Tanzie (Hilary Duff) and Ava (Haylie Duff) are sisters basking in the fame of their late father’s cosmetics fortune. When news breaks that the products might actually be harmful to customers, the empire falls quickly, leaving the sisters broke, homeless, and confused on how to act without their wealth. Taking the lead set by “Erin Brockovich,” the duo and their push-up bras set out to find the creep who torpedoed their dream life, finding love and responsibility on the road to celebrity redemption.

“Material Girls” is the kind of routine, sluggish film that usually signals the end of an actor’s career. In this case, we have Hilary Duff, the charming teenage basic cable actress who always seems to strike out at the cinemas. This time out, she’s got a little family on her side in sister Haylie, and the two aspire to satirize the Hiltonesque cyclone of narcissistic, pampered socialites. Seriously, as bad as “Material” can be at times, at least look at the sunny side of the street: it doesn’t star Paris and Nicky.

There’s little doubt that the Duffs know their way around the pop idol theme of the film, and in short bursts, their performances approach the outer realm of charming. At the very least, “Material” answers the question everyone wants to know: yes, Haylie is the better actress. Still, you could cast Brando and Olivier in the lead roles, and they would still have to work uphill battling this lethargic screenplay.

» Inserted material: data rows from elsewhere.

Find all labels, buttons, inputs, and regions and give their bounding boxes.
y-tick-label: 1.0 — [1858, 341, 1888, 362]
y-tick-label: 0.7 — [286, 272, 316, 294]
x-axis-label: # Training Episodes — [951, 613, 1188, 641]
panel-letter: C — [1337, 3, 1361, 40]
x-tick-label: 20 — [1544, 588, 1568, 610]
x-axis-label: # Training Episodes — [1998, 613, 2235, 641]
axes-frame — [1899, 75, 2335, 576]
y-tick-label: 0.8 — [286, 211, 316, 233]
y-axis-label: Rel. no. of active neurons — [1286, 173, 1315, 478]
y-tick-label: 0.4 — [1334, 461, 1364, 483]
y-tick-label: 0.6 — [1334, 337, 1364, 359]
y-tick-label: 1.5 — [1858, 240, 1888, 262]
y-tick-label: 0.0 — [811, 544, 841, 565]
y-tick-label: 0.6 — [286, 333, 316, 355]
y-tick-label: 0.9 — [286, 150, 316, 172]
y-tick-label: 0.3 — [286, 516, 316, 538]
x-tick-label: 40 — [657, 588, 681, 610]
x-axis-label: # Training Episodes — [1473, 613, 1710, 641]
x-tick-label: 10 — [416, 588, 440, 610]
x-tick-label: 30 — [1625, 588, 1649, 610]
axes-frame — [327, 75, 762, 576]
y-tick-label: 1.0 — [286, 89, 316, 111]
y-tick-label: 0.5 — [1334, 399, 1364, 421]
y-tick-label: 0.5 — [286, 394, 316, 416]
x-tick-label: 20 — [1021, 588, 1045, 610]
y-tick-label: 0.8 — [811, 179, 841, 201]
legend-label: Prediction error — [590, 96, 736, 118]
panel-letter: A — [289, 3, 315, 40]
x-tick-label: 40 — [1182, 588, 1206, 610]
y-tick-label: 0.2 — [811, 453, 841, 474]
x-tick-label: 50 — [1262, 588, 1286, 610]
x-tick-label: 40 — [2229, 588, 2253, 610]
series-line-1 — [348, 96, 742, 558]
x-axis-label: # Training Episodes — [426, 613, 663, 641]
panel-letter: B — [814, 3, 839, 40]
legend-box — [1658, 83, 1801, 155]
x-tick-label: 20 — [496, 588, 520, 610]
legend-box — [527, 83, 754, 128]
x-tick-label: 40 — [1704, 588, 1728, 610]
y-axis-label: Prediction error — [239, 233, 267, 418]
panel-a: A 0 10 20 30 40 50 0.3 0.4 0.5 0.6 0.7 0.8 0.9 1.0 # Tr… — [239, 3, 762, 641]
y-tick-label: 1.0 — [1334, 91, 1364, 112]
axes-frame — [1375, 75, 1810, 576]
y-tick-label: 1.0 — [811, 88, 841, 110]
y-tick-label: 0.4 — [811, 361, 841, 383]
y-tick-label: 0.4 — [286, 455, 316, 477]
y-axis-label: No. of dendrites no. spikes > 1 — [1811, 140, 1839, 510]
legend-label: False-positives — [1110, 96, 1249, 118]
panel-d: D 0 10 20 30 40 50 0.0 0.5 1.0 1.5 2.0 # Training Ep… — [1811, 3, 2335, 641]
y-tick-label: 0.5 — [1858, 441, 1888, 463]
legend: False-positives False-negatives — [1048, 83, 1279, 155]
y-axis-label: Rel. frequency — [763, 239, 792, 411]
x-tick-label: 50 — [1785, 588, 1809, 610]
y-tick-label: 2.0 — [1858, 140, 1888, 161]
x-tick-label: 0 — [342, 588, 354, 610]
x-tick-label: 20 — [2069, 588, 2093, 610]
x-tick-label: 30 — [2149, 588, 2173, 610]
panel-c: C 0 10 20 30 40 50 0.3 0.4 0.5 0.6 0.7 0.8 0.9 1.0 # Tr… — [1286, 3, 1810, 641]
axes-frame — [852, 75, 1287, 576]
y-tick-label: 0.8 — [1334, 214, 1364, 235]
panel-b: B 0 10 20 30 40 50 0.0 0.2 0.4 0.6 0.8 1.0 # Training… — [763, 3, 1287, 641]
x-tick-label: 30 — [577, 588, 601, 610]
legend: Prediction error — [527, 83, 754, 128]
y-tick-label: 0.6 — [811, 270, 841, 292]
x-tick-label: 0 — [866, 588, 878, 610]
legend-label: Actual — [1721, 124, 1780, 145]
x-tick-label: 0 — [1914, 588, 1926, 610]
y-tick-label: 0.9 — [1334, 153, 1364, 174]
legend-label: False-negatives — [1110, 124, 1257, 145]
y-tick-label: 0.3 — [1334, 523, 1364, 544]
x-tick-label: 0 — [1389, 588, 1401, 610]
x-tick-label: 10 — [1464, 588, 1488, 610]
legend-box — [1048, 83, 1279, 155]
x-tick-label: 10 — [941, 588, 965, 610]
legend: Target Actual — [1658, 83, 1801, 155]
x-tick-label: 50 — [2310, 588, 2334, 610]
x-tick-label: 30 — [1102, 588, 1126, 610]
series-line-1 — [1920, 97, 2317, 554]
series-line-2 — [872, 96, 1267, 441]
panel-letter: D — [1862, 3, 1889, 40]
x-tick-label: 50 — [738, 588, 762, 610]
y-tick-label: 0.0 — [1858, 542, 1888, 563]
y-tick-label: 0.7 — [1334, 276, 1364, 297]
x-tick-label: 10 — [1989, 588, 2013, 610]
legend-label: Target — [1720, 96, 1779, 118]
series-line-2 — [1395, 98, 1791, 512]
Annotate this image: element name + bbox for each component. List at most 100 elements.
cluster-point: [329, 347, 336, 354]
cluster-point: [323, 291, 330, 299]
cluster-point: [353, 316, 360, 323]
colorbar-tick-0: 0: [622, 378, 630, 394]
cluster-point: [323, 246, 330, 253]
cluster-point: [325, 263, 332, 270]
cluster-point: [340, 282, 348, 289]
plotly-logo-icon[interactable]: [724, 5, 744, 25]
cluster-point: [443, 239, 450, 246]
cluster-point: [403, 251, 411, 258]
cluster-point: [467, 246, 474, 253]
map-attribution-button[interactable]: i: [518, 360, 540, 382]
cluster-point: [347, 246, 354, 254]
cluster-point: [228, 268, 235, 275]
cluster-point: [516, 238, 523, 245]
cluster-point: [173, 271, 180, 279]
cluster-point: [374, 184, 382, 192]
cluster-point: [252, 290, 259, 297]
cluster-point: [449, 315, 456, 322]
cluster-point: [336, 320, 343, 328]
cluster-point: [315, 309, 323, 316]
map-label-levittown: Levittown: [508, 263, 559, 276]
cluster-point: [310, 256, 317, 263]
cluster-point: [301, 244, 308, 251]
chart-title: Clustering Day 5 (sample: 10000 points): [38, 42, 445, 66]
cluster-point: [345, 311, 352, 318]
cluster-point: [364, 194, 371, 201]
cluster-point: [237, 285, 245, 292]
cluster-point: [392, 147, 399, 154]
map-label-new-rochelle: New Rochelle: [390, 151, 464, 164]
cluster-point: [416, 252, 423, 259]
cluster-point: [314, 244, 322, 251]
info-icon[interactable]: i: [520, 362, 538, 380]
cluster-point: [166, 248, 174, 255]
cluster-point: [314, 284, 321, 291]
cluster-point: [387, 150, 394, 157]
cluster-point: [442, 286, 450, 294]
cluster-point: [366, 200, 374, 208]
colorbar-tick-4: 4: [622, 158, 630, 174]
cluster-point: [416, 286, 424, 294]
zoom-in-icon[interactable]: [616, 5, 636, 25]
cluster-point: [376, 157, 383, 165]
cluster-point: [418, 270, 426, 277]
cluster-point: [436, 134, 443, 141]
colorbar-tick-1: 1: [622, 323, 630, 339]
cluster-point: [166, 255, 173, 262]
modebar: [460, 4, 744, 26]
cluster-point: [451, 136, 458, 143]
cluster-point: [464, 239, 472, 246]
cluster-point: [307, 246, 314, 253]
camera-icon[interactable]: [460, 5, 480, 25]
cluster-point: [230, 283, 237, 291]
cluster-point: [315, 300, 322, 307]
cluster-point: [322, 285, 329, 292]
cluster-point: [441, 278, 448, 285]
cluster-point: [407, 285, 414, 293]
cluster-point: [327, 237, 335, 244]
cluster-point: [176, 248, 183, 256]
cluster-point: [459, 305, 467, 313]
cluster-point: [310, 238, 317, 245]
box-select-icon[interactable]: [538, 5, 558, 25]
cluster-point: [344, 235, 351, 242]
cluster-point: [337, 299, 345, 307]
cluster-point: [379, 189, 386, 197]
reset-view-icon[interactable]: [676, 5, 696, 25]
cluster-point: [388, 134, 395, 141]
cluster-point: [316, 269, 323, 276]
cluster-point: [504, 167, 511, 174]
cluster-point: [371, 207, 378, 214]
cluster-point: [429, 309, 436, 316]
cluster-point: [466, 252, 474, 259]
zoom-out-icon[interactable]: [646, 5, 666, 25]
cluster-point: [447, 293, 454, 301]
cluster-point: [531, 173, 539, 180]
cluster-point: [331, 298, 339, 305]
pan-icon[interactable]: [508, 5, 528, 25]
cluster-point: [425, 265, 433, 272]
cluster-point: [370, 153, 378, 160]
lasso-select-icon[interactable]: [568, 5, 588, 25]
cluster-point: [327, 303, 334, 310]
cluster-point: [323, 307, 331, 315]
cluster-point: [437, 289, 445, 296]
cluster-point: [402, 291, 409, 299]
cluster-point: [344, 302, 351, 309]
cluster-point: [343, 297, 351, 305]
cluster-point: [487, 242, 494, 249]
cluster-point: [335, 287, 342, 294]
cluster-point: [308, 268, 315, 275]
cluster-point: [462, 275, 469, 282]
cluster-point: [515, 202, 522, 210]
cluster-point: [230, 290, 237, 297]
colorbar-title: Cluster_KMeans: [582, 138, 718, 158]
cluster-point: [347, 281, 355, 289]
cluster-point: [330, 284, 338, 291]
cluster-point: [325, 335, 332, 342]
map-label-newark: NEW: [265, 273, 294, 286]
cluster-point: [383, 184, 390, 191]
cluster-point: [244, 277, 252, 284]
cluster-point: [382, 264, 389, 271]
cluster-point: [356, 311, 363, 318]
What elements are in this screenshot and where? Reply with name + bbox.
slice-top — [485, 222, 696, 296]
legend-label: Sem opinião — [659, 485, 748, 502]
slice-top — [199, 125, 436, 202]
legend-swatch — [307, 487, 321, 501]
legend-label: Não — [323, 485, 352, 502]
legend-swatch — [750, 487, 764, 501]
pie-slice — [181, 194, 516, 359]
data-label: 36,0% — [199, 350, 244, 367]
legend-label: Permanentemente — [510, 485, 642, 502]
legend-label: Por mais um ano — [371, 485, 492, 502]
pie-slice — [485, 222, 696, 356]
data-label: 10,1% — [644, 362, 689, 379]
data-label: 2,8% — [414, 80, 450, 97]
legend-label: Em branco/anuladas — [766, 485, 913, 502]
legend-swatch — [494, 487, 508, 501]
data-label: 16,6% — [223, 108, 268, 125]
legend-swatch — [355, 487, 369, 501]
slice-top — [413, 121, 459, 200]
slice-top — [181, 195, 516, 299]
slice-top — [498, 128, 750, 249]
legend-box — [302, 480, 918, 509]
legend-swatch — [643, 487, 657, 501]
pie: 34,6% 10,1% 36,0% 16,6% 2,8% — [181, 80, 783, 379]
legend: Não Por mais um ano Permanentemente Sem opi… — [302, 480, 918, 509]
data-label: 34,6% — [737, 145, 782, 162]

Using “Erin Brockovich” as inspiration, the story of “Material” is actually quite elaborate considering the limits of the leads and the attention span of the target demo. I’m not exactly talking “Mulholland Dr.” here, but the story is all over the map with rival cosmetic corporation owners, muckraking television journalists, and South American maids with immigration problems. Combine that with far too many scenes of the Duffs riffing their way to dead comedy ends, and the whole enterprise wears out its welcome fast.

There are some laughs in “Material” that pop up out of nowhere. I was particularly fond of watching Tanzie discover the joys of Easy Spirit shoes – a rare scene that finds Hilary breaking out of her teen queen coma and enjoying herself for once.

Has-been director Martha Coolidge calls in a big favor for the supporting cast, asking Anjelica Huston to step in as the heavy. At least she looks like she’s having fun. Indie cheeseball actor Lukas Haas also kicks in a little unpredictability with his performance as Ava’s pro bono lawyer love interest. Haas is a bizarre one here, always smirking into the camera as though he’s wearing silky red panties underneath his suit, giggling that he’s getting away with murder. That brand of mischief is welcome.

“Material Girls” just might be the final nail in the Hilary Duff movie career coffin. Her tween charms have been erased by plastic surgery, and her scripts are getting lazier with every passing year. If there’s one substantial upside to this film, at least the production didn’t bother put any snakes on any planes.